Sub-section (4a) states: “Full age means the age of 18 years and above”, while (4b) says: “Any woman who is married shall be deemed to be of full age.” By this, the constitution only allows marriage for a girl of 18 years and above.

But with the proposed amendment by the Senate, a married underage girl is deemed to be an adult.

Prominent Nigerians and human rights organisations have condemned the Senate’s move. Some have taken to the social media to protest what they described as legalisation of sexual abuse of underage girls.

Petitions have been signed to protest against the law. There are plans by the protesters to convey their opposition to the resolution to all state Houses of Assembly in order to force the Senate to reverse itself.

Those who protested queried why underage Nigerians could not exercise their franchise at the poll but were being subjected to marriage at tender age.

The Gender and Constitution Reform Network (GECORN), a coalition of women’s rights organisations across Nigeria, rejected the Senate’s resolution.

The organisation, in a statement by its National Co-ordinator, Abiola Akiyode-Afolabi, which was made available to journalists in Abeokuta, rejected the argument of Senator Ahmed Yerima that the proposal for the deletion of Section 29 (4) (b) which states that “any woman who is married shall be deemed of full age” is at variance with Islamic law.

“The constitution of Nigeria is the supreme law of the country.”

In a veiled condemnation of the development, former Vice President Atiku Abubakar said: “As a father, I’ve never given out my daughters in marriage before university graduation. It’s a personal decision.

“I had earlier stated my personal choices on the child marriage issue. I have always supported our women and children.”

Atiku then went ahead to take on the Senate voting controversy directly, by twitting thus: “For avoidance of doubt, I do not support any constitutional provision which creates ambiguities about the age consent” and concluded by writing that “I strongly support strengthening the constitution to protect all citizens from abuse; men, women, girls and boys.”

The Serving Overseer of the Latter Rain Assembly, Pastor Tunde Bakare, expressed his outrage at the amendment. Preaching in his church yesterday, Bakare wondered why the senators who would not allow their teenage daughters to marry would make such a law for other children. He urged the House of Representatives not to endorse the law.

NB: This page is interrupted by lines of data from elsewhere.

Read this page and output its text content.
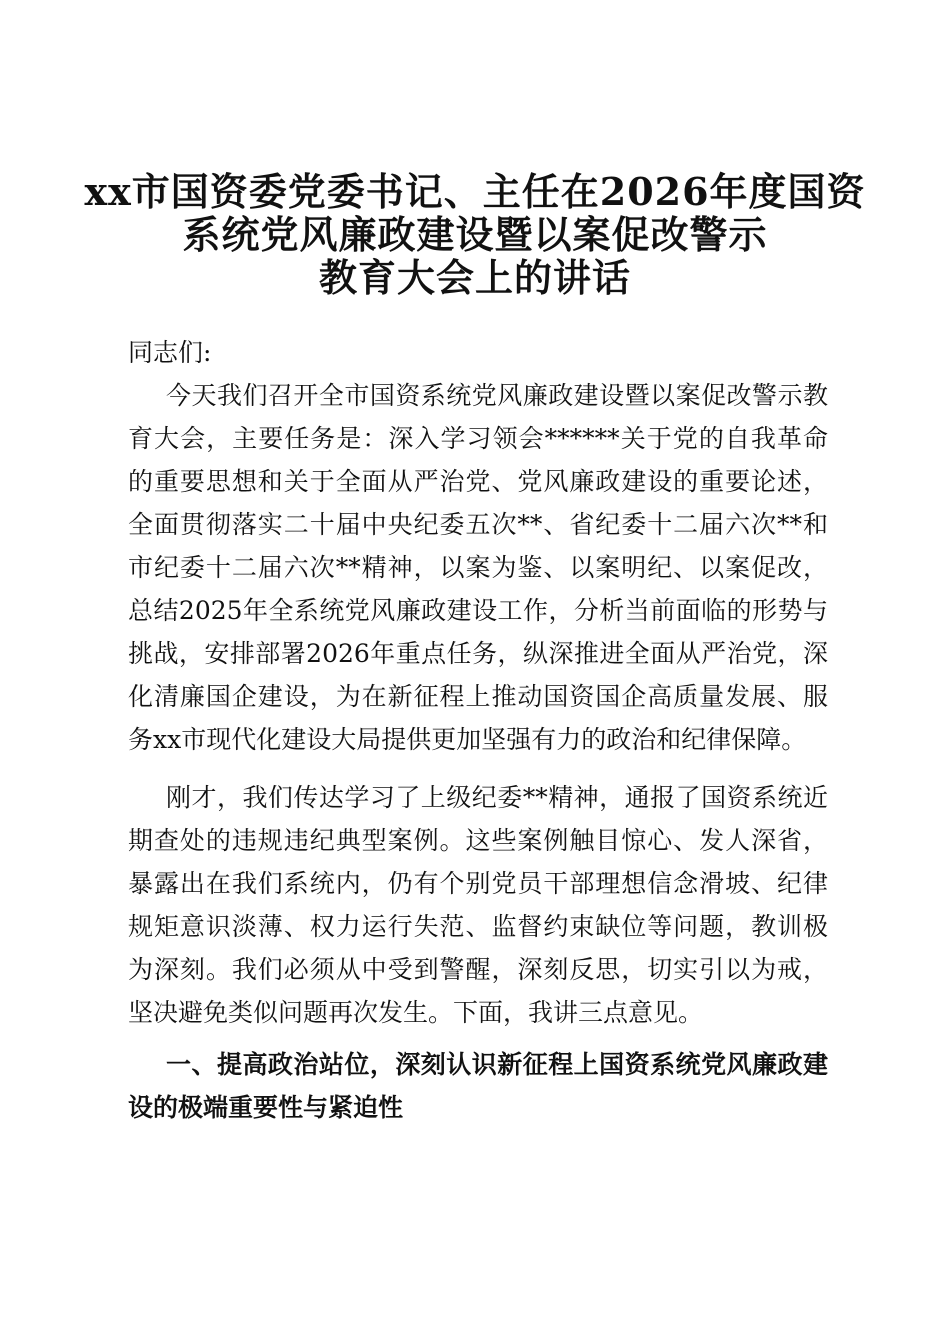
xx市国资委党委书记、主任在2026年度国资
系统党风廉政建设暨以案促改警示
教育大会上的讲话
同志们:
今天我们召开全市国资系统党风廉政建设暨以案促改警示教
育大会，主要任务是：深入学习领会******关于党的自我革命
的重要思想和关于全面从严治党、党风廉政建设的重要论述，
全面贯彻落实二十届中央纪委五次**、省纪委十二届六次**和
市纪委十二届六次**精神，以案为鉴、以案明纪、以案促改，
总结2025年全系统党风廉政建设工作，分析当前面临的形势与
挑战，安排部署2026年重点任务，纵深推进全面从严治党，深
化清廉国企建设，为在新征程上推动国资国企高质量发展、服
务xx市现代化建设大局提供更加坚强有力的政治和纪律保障。
刚才，我们传达学习了上级纪委**精神，通报了国资系统近
期查处的违规违纪典型案例。这些案例触目惊心、发人深省，
暴露出在我们系统内，仍有个别党员干部理想信念滑坡、纪律
规矩意识淡薄、权力运行失范、监督约束缺位等问题，教训极
为深刻。我们必须从中受到警醒，深刻反思，切实引以为戒，
坚决避免类似问题再次发生。下面，我讲三点意见。
一、提高政治站位，深刻认识新征程上国资系统党风廉政建
设的极端重要性与紧迫性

On Twitter, several petitions have been sent where users condemned the Senate’s position.

Lagos-based pastor and motivational speaker, Sam Adeyemi, twitted: “If Islam permits something that the rest of the country and many parts of the world feel is detestable, then, it’s a serious issue. We cannot take away from a Muslim the right to practise his or her religion.”

Former Federal Capital Territory (FCT) Minister, Nasir el-Rufai, also twitted: “We need your support. Criminals, from time, use religion to cloak perversion.”

Two of the many tweets by a former Minister of Education, Dr. Oby Ezekwesili, read: “We kid ourselves to think that we can catch up and compete with the rest of the world, when the Girl Child is constrained.

“I got married at 24 after my first post-graduate education. Some think 24 is early but then, I was ready to make sound decisions.”

Nigerian actress, Omoni Oboli, also twitted: “I shudder to think I wouldn’t be who I am today if some perverts had convinced my parents to marry me off before I turned 18.”

Nollywood actor, Nonso Diobi, stated: “If she can’t vote, then she can’t marry. A female child should be taken to the classroom, not labour room.”

Broadcaster, Mo Abudu, expressed her concerns, saying: “My heart is broken by the news from the Senate on Child Brides. This is not the Africa of 2013.”